ファン・コールの演説のあと、片山は各国の出席者を前に、英語で演説し、クララ・ツェトキンがドイツ語に翻訳し、ローザ・ルクセンブルクがフランス語に翻訳した。
「私はここでロシアの社会主義者、勤労者を代表する人々と同席することがなによりもうれしい。行なわれている戦争は資本主義の最大の幸と最大の利益のために進められている恥ずべき戦争である」。

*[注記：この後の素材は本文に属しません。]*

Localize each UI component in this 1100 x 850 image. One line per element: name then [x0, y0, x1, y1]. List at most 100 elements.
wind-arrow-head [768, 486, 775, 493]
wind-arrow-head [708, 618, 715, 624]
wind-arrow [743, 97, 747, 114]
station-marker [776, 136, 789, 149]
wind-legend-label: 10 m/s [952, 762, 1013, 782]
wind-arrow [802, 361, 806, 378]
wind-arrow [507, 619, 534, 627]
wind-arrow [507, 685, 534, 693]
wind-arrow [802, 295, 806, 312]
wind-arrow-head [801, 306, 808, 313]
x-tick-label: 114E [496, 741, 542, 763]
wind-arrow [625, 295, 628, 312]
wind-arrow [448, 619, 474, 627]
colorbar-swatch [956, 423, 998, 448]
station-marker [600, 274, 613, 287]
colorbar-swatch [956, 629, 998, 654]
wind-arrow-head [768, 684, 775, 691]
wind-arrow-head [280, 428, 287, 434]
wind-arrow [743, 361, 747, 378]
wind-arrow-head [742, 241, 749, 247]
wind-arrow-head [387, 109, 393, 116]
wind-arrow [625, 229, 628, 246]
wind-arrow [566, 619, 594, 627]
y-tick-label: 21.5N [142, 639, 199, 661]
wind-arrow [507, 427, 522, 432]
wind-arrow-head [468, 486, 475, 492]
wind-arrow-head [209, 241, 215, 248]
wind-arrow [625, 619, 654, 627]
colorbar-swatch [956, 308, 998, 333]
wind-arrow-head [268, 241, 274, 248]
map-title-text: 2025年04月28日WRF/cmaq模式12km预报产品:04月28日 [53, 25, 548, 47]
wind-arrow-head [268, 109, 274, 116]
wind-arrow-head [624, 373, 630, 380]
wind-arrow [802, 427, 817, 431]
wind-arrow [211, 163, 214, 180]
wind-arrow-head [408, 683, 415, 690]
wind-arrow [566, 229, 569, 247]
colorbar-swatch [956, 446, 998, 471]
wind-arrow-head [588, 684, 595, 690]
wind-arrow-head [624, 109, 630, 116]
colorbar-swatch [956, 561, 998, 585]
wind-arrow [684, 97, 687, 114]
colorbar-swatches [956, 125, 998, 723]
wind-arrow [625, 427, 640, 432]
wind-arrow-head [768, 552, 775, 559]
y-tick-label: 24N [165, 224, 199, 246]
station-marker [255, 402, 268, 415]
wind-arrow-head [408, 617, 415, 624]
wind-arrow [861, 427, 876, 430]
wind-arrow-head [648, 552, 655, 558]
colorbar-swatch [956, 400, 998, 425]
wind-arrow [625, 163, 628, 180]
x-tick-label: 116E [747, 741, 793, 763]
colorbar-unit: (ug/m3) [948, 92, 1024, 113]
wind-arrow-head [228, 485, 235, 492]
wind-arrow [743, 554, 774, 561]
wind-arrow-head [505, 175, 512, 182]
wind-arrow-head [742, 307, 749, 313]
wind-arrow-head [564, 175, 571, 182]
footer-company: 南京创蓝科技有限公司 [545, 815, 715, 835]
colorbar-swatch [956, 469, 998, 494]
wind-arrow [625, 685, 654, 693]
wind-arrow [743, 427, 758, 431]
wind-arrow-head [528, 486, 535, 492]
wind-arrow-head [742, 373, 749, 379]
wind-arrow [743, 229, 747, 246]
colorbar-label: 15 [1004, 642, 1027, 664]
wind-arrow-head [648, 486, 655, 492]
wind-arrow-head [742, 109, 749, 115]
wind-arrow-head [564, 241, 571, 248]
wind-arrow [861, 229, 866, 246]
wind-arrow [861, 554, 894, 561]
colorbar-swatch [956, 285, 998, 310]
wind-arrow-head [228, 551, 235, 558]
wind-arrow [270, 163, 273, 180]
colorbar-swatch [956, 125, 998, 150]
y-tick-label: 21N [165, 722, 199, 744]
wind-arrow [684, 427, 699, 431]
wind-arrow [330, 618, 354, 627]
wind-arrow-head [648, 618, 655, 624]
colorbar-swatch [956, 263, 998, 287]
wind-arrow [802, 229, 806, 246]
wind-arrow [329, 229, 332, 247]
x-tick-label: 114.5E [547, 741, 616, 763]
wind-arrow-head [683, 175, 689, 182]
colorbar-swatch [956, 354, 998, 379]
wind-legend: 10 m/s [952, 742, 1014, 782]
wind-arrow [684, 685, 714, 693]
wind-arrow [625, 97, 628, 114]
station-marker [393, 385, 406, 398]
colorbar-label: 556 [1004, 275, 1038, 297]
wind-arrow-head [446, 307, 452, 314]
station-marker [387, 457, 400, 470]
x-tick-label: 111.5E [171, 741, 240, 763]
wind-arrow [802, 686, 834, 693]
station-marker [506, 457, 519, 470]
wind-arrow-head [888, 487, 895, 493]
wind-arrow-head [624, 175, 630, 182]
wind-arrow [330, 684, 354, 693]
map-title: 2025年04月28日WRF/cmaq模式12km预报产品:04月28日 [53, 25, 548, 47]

次いで、片山は1894年以来の日本の社会主義運動の発展を紹介。
これに対し、プレハーノフは、「日本のプロレタリアートに戦争をしかけているのはロシア人民ではなく、ロシア人民の最悪の敵、ロシア政府である。ロシアが勝てば、敗けるのはロシア人民だということであろう。・・・
ロシア政府は外見でのみ強そうなだけで、実は粘土足の巨人である。日本はいまこの巨人の片足を折っている。日本は圧迫された諸民族に代って復讐しているのであり、ロシア政府は自国人民の隷属によって敗北を償っているのだ。ロシア政府は文明の敵である。」と述べて拍手をうけた。
片山は、ここで日本社会主義者の反戦提案を紹介。
「日露戦争は畢竟両国における資本家政府の行動に過ぎずして、為に両国の労働社会は至大の損害を受けざる可らず、故に吾人日本の社会主義者は茲に来る八月アムステルダムに開かるべき万国社会主義大会の各員に向って、彼等が自国の政府を督励し、速かに日露戦争の終局を告げんが為めに、全力を尽すべき決議の通過せられんことを求む」
この提案にこたえ、フランス代議員の提議によって以下の決議案を満場一致で可決。
「万国の労働者と社会主義者の合意と連帯活動は国際平和の本質的な保証であることに注目しつつ、ツァーリズムを戦争と革命が同時に脅かしつつあるまさにこのときにあたり、大会は、資本主義と自国政府の犯罪により殺戮されている日本とロシアのプロレタリアに兄弟の挨拶を送る。大会は国際平和の守り手、万国の社会主義者と労働者に一切の戦争拡大に全力をあげて抵抗するようよびかけるものである。」